Adrenaline is usually used to restore a normal beat to a stalled heart, but when used incorrectly can make the heart race.

Welch said that each man had a normally functioning heart when he entered the intensive care unit and that Gilbert tried to cover her tracks by falsifying medical reports.

He said Gilbert confessed to the attacks to Perrault and to her ex-husband. He quoted her as telling Perrault, ''I did it! I did it! You wanted to know? I killed all those guys by injection.''

Welch said it is practically impossible for so many patients with strong hearts to suffer cardiac arrests for no apparent reason. He said that is like ''lightning striking not once, not twice, not three times, but multiple times ... in the same ward - and all following this defendant.''

If the jurors convict Gilbert of murder, they must decide in a separate penalty phase whether she should get the death penalty or life in prison without parole.

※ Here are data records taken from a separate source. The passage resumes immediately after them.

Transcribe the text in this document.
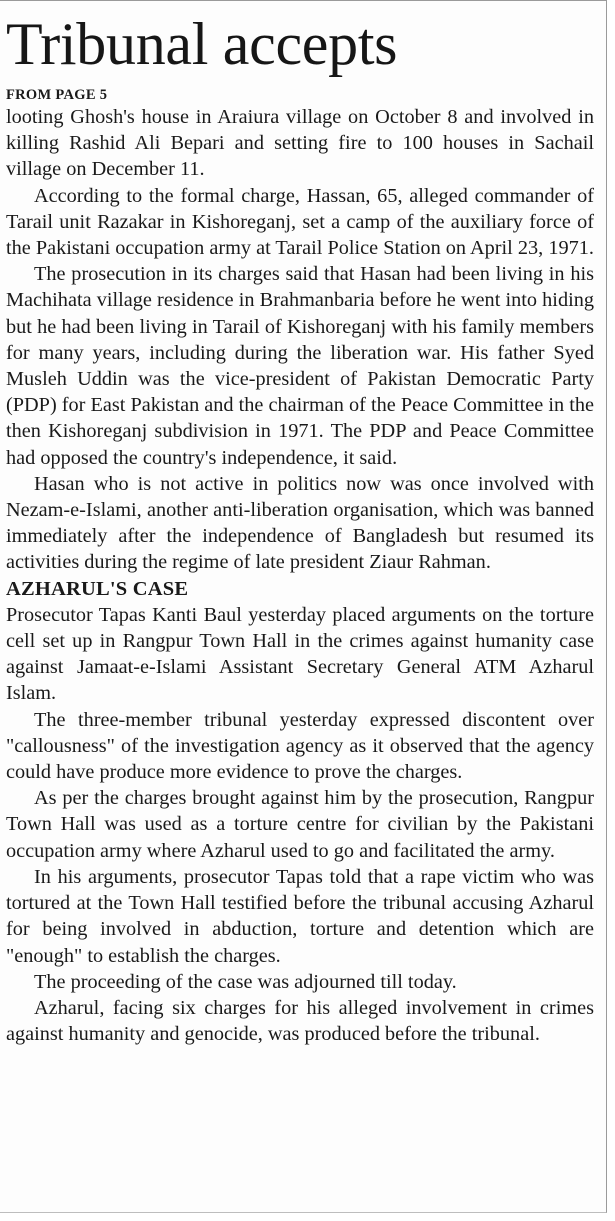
Tribunal accepts
FROM PAGE 5

looting Ghosh's house in Araiura village on October 8 and involved in killing Rashid Ali Bepari and setting fire to 100 houses in Sachail village on December 11.

According to the formal charge, Hassan, 65, alleged commander of Tarail unit Razakar in Kishoreganj, set a camp of the auxiliary force of the Pakistani occupation army at Tarail Police Station on April 23, 1971.

The prosecution in its charges said that Hasan had been living in his Machihata village residence in Brahmanbaria before he went into hiding but he had been living in Tarail of Kishoreganj with his family members for many years, including during the liberation war. His father Syed Musleh Uddin was the vice-president of Pakistan Democratic Party (PDP) for East Pakistan and the chairman of the Peace Committee in the then Kishoreganj subdivision in 1971. The PDP and Peace Committee had opposed the country's independence, it said.

Hasan who is not active in politics now was once involved with Nezam-e-Islami, another anti-liberation organisation, which was banned immediately after the independence of Bangladesh but resumed its activities during the regime of late president Ziaur Rahman.

AZHARUL'S CASE

Prosecutor Tapas Kanti Baul yesterday placed arguments on the torture cell set up in Rangpur Town Hall in the crimes against humanity case against Jamaat-e-Islami Assistant Secretary General ATM Azharul Islam.

The three-member tribunal yesterday expressed discontent over "callousness" of the investigation agency as it observed that the agency could have produce more evidence to prove the charges.

As per the charges brought against him by the prosecution, Rangpur Town Hall was used as a torture centre for civilian by the Pakistani occupation army where Azharul used to go and facilitated the army.

In his arguments, prosecutor Tapas told that a rape victim who was tortured at the Town Hall testified before the tribunal accusing Azharul for being involved in abduction, torture and detention which are "enough" to establish the charges.

The proceeding of the case was adjourned till today.

Azharul, facing six charges for his alleged involvement in crimes against humanity and genocide, was produced before the tribunal.
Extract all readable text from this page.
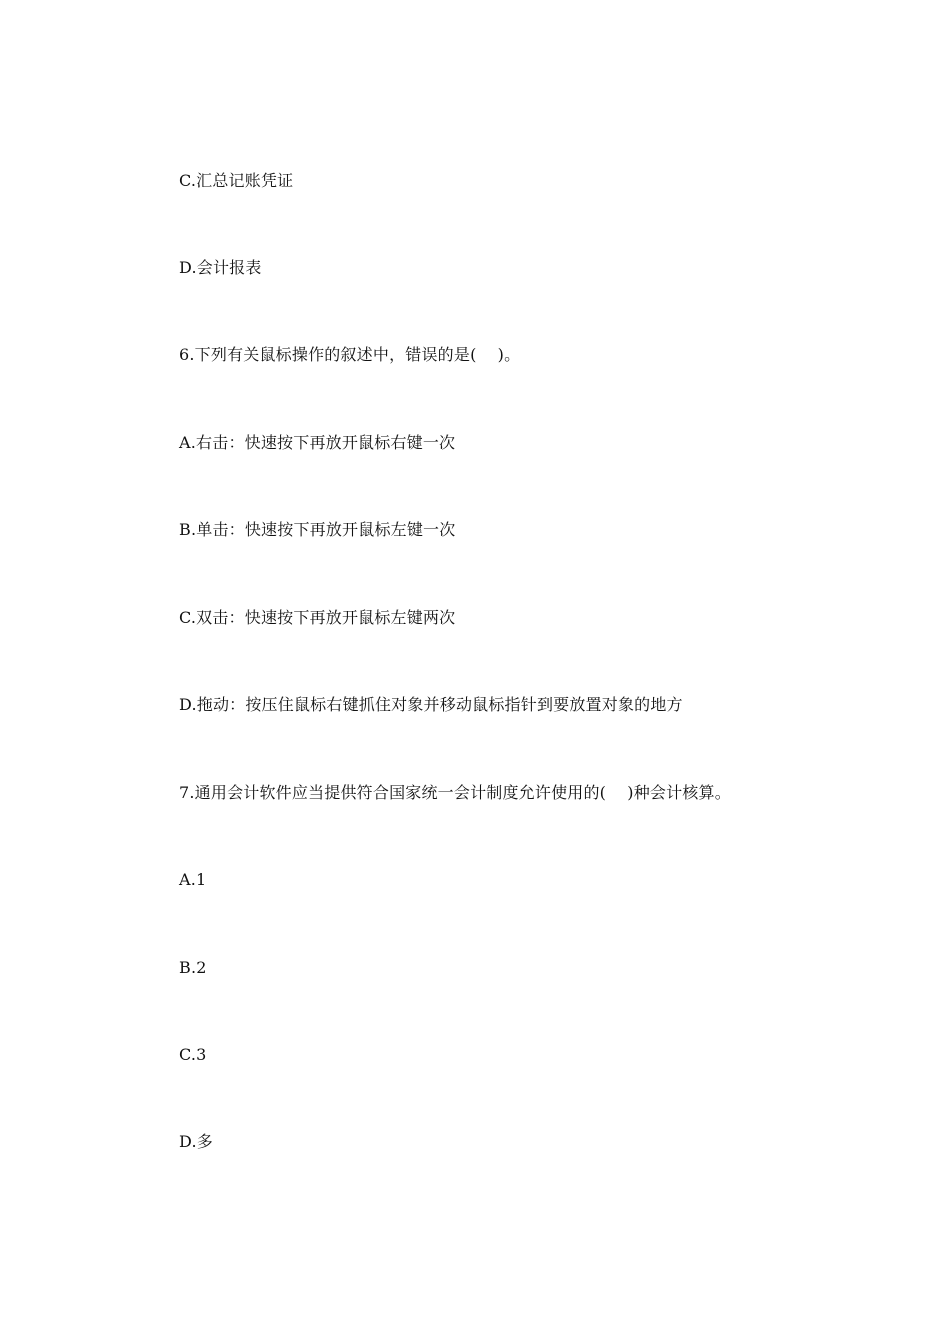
C.汇总记账凭证
D.会计报表
6.下列有关鼠标操作的叙述中，错误的是(    )。
A.右击：快速按下再放开鼠标右键一次
B.单击：快速按下再放开鼠标左键一次
C.双击：快速按下再放开鼠标左键两次
D.拖动：按压住鼠标右键抓住对象并移动鼠标指针到要放置对象的地方
7.通用会计软件应当提供符合国家统一会计制度允许使用的(    )种会计核算。
A.1
B.2
C.3
D.多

Massachusetts last executed an inmate in 1947 and has not had capital punishment since the state's highest court struck down the death penalty in 1984 during an attempt by prosecutors to bring the death penalty against three men accused of gunning down a state trooper.

''There's something deeply unsettling about seeing a federal capital trial in a state that has said 'no' to that,'' said Ann Lambert, a lawyer for the state branch of the American Civil Liberties Union. The ACLU opposes the death penalty.

A 1994 poll of 603 Massachusetts residents by the Northeastern University College of Criminal Justice poll found 74 percent of respondents favored the death penalty for first-degree murder. But when asked to choose between the death penalty and life without parole, 38 percent preferred death, 54 percent preferred life without parole.

A 1997 Boston Herald poll of 305 voters showed that 74 percent of Massachusetts voters back a death penalty if the victim is a child. The poll was taken shortly after a 10-year-old boy was kidnapped and murdered by two men.

Gilbert was convicted earlier for phoning an anonymous bomb threat to the hospital during the investigation of the deaths. She served 15 months.